A different month, I did one event outside my home. So it was a beautiful Saturday. I actually have this beautiful deck in the backyard. And I pulled all of my stuff outside. Everybody was told, wear a mask, distance. Over and over again, people that came to that event, they said, I really wish you had a store. And we had wanted to open a store this year, but COVID was scary. But that weekend planted a seed that maybe it was time to take a chance.


RHOADES: I literally built a store from scratch in 30 days. I actually found this location that used to be a gelato shop. And so it's got this really kind of cute ice cream vibe already. It has a full kitchen in it so I can make my products.

You know, the store is wonderful because I've had a couple of times where I've had a customer inside the store, you know, always masked and healthy and distancing, but I also have an area where people can kind of, you know, come and pick up their orders so that they don't have to come in the store at all. They can call me. I can run them out to the car.


RHOADES: The community supported what I was doing, and I doubled sales - just so much love.

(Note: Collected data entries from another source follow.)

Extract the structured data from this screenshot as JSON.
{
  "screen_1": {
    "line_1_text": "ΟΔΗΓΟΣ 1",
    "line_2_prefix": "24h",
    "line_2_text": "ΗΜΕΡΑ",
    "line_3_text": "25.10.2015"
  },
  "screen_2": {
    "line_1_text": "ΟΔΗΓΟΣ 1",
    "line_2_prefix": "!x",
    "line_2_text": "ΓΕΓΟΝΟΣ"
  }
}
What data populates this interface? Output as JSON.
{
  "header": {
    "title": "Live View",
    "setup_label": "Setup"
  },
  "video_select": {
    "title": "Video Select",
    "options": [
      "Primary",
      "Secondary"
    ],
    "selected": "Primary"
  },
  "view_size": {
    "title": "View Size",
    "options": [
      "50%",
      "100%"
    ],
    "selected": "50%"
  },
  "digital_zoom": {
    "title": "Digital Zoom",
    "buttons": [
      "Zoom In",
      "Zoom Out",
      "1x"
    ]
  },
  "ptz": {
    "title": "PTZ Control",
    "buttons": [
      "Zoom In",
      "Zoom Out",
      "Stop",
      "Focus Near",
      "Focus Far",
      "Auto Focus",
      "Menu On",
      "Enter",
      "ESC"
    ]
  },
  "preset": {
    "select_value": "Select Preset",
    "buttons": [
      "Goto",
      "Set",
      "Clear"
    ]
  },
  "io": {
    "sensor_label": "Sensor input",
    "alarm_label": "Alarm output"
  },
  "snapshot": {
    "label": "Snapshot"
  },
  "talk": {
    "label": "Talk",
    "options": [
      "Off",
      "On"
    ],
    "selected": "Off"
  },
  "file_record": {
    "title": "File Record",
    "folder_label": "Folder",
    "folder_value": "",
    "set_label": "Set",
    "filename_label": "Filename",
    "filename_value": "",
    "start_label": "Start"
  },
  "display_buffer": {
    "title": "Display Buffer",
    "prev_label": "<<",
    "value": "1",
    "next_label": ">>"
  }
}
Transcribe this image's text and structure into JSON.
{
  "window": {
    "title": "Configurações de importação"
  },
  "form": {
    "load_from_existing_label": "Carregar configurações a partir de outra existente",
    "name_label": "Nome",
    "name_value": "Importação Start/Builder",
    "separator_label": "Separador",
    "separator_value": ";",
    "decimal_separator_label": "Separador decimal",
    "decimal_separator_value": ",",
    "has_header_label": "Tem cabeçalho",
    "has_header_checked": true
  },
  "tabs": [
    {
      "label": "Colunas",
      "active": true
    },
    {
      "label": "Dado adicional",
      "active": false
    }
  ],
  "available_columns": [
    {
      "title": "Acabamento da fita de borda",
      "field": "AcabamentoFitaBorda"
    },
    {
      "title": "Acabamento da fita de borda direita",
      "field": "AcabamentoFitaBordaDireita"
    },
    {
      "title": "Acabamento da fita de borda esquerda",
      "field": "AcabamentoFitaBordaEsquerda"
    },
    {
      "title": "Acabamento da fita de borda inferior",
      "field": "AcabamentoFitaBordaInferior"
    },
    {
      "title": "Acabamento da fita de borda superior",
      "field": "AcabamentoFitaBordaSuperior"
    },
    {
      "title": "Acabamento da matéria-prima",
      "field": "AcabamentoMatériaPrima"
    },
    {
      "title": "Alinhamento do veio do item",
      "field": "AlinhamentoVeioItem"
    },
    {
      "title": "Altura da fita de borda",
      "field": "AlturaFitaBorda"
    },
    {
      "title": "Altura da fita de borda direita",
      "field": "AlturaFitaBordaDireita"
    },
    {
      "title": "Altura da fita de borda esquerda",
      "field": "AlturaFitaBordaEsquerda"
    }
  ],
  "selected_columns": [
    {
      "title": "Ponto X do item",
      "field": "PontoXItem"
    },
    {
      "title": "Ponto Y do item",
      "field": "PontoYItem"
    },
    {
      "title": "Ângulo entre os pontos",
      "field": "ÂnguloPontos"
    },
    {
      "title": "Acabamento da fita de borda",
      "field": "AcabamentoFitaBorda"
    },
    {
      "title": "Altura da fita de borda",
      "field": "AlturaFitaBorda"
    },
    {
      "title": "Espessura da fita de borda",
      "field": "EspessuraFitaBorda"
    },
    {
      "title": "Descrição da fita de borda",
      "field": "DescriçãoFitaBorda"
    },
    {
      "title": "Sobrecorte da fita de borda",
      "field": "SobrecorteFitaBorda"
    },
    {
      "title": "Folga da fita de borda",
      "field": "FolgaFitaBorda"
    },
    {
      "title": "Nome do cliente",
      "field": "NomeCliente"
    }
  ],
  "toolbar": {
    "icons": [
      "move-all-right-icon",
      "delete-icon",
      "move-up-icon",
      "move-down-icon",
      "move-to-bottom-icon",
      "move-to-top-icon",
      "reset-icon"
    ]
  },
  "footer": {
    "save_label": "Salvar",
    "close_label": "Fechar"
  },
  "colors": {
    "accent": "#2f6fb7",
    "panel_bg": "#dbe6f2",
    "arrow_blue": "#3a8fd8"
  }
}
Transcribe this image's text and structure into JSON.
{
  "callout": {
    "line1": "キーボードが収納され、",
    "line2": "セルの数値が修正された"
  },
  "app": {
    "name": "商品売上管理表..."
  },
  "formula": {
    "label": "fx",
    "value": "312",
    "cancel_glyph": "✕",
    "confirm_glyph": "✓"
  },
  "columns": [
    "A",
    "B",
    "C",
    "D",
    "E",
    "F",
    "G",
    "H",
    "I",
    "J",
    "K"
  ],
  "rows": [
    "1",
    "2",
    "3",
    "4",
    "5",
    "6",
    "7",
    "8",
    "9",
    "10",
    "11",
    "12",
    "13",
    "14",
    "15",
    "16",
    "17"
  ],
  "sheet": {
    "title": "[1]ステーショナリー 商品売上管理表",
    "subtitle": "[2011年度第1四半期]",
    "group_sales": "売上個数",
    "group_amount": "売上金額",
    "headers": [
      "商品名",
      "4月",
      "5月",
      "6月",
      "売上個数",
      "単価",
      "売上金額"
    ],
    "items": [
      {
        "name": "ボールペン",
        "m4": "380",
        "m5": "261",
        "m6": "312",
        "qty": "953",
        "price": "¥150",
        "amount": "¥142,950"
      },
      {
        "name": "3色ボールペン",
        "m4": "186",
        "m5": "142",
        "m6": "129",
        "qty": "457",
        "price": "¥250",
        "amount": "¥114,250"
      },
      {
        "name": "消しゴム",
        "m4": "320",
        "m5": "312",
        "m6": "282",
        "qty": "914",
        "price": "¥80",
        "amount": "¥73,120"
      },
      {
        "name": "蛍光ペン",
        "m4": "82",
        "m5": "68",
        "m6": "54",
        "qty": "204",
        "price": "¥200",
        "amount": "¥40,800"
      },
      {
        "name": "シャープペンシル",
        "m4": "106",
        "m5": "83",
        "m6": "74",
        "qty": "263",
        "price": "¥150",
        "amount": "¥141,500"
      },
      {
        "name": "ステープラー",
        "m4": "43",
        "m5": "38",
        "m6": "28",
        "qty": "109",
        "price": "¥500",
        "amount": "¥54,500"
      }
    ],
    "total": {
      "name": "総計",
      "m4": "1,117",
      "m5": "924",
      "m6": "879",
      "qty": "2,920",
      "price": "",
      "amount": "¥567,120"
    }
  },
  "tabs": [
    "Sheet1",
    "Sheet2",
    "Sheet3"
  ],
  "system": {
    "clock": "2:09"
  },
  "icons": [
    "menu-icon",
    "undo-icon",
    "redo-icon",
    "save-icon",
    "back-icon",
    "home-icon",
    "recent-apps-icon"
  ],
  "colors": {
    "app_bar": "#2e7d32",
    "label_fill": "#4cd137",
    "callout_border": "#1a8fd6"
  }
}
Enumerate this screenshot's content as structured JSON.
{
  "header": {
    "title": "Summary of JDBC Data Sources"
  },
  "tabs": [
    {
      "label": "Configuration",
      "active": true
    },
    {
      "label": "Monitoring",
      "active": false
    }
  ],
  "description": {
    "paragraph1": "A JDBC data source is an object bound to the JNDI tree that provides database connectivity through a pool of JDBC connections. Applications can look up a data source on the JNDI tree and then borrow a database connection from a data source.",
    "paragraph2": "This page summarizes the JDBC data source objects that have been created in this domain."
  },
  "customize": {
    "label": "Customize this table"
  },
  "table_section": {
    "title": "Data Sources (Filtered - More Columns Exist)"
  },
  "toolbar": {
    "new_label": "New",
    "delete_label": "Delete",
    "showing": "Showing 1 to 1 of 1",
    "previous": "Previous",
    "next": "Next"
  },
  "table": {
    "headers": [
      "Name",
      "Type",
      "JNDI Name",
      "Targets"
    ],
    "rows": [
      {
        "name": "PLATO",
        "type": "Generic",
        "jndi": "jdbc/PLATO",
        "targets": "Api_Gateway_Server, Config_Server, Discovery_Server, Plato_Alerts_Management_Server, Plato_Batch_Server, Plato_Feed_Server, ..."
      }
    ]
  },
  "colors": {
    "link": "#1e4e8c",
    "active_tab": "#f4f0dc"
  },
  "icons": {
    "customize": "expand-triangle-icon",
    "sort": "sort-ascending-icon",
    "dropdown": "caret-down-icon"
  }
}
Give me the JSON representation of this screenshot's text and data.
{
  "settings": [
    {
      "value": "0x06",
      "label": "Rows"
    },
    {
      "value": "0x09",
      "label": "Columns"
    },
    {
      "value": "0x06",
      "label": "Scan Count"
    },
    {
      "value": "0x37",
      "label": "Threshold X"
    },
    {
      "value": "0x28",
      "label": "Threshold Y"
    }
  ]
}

RHOADES: My sense of purpose has changed. I kind of had this sole purpose of I make my art, I sell my art, I pay my bills. But I could not have done any of this without the community giving me so much support. I have a responsibility to grow my business in a way that helps others. For instance, I am selling about 15 other artists' work in my store - pottery, glass work. And being able to send these artists a check at the end of the month or send them work to keep them going gives me purpose. If we all kind of thought that way of helping one another, I think the world would be more joyful.